In the course of trying to gain weight before playing the role of Precious Ramotswe, Jill Scott noticed that she had gained seven pounds in one week (an extremely fast and potentially unhealthy weight gain). Concerned, she went to her doctor and discovered the day before she left for Botswana that she was pregnant. After she finished filming the first season, Scott returned to the US and in April 2009, gave birth to her son, Jett Hamilton Roberts.
The film's producers signed a 10-year lease for the area at the foot of Kgale Hill, Gaborone, where they have built the fictional shopping center where Precious Ramotswe opens her storefront detective agency.

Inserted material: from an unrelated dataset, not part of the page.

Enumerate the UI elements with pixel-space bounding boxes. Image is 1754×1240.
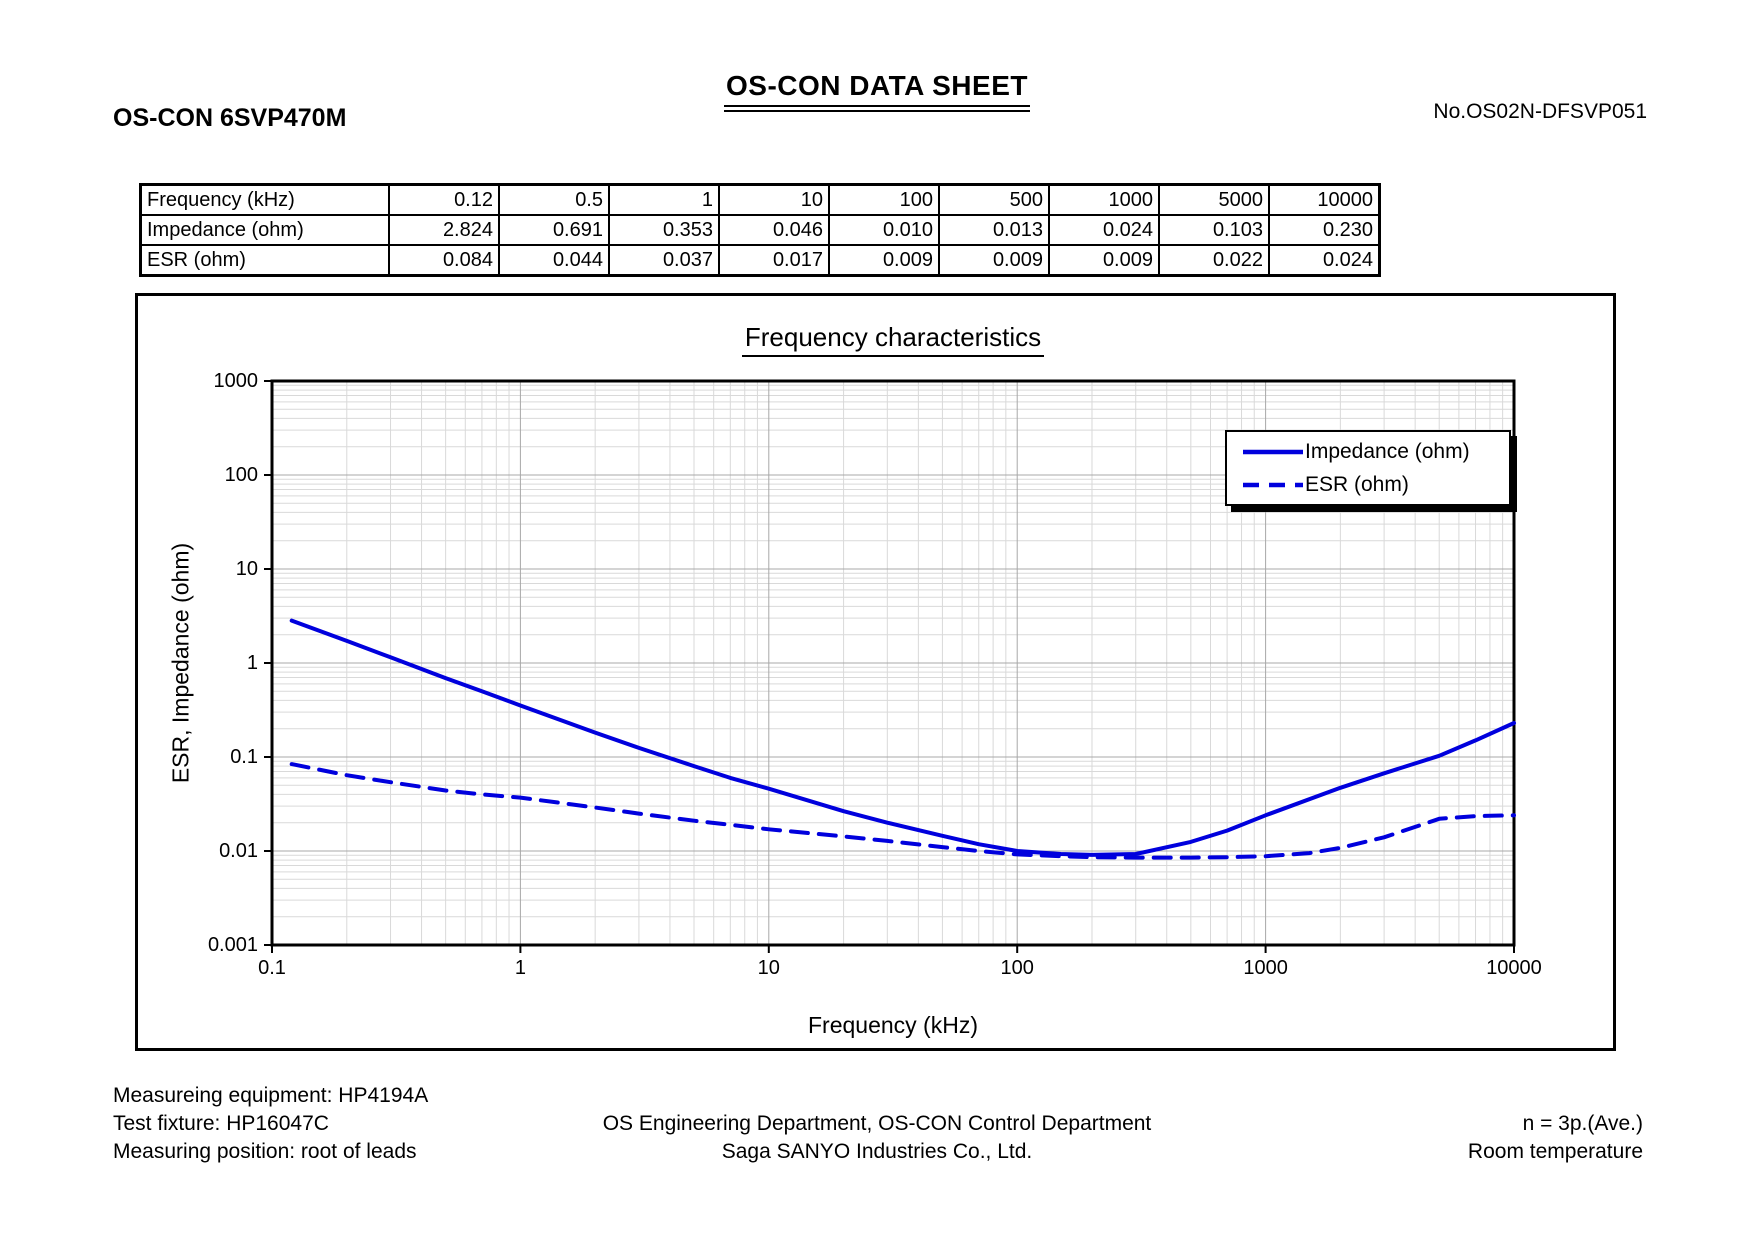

American Grammy Award-winning singer Jill Scott eventually won the role of Precious Ramotswe over actresses Oprah Winfrey, Whoopi Goldberg, Queen Latifah, and 18 African women considered for the lead.
This television show is based on a series of books by Alexander McCall Smith. The first line of the series' first book is, "Mma Ramotswe had a detective agency in Africa, at the foot of the Kgale Hill."). This line is a deliberate literary reference to the opening line of Isak Dinesen's classic memoir about Kenya, Out of Africa (which starts "I had a farm in Africa, at the foot of the Ngong Hills." When Out of Africa (1985) was made into a movie, its director was Sydney Pollack; before his death, Pollack was the executive producer for The No. 1 Ladies' Detective Agency (2008).
When cast, both of the lead actresses in this series were a little better-known for their professional singing than for their film or TV acting careers. Jill Scott was most famous as a Grammy-winning R&B and soul singer, though she had also been a spoken-word performer and poet and a stage actress. Anika Noni Rose won a Tony Award for Best Performance by a Featured Actress in a Musical for the Broadway show "Caroline, or Change," and also appeared in singing roles in Dreamgirls (2006) and (after starting The No. 1 Ladies' Detective Agency (2008)) The Princess and the Frog (2009).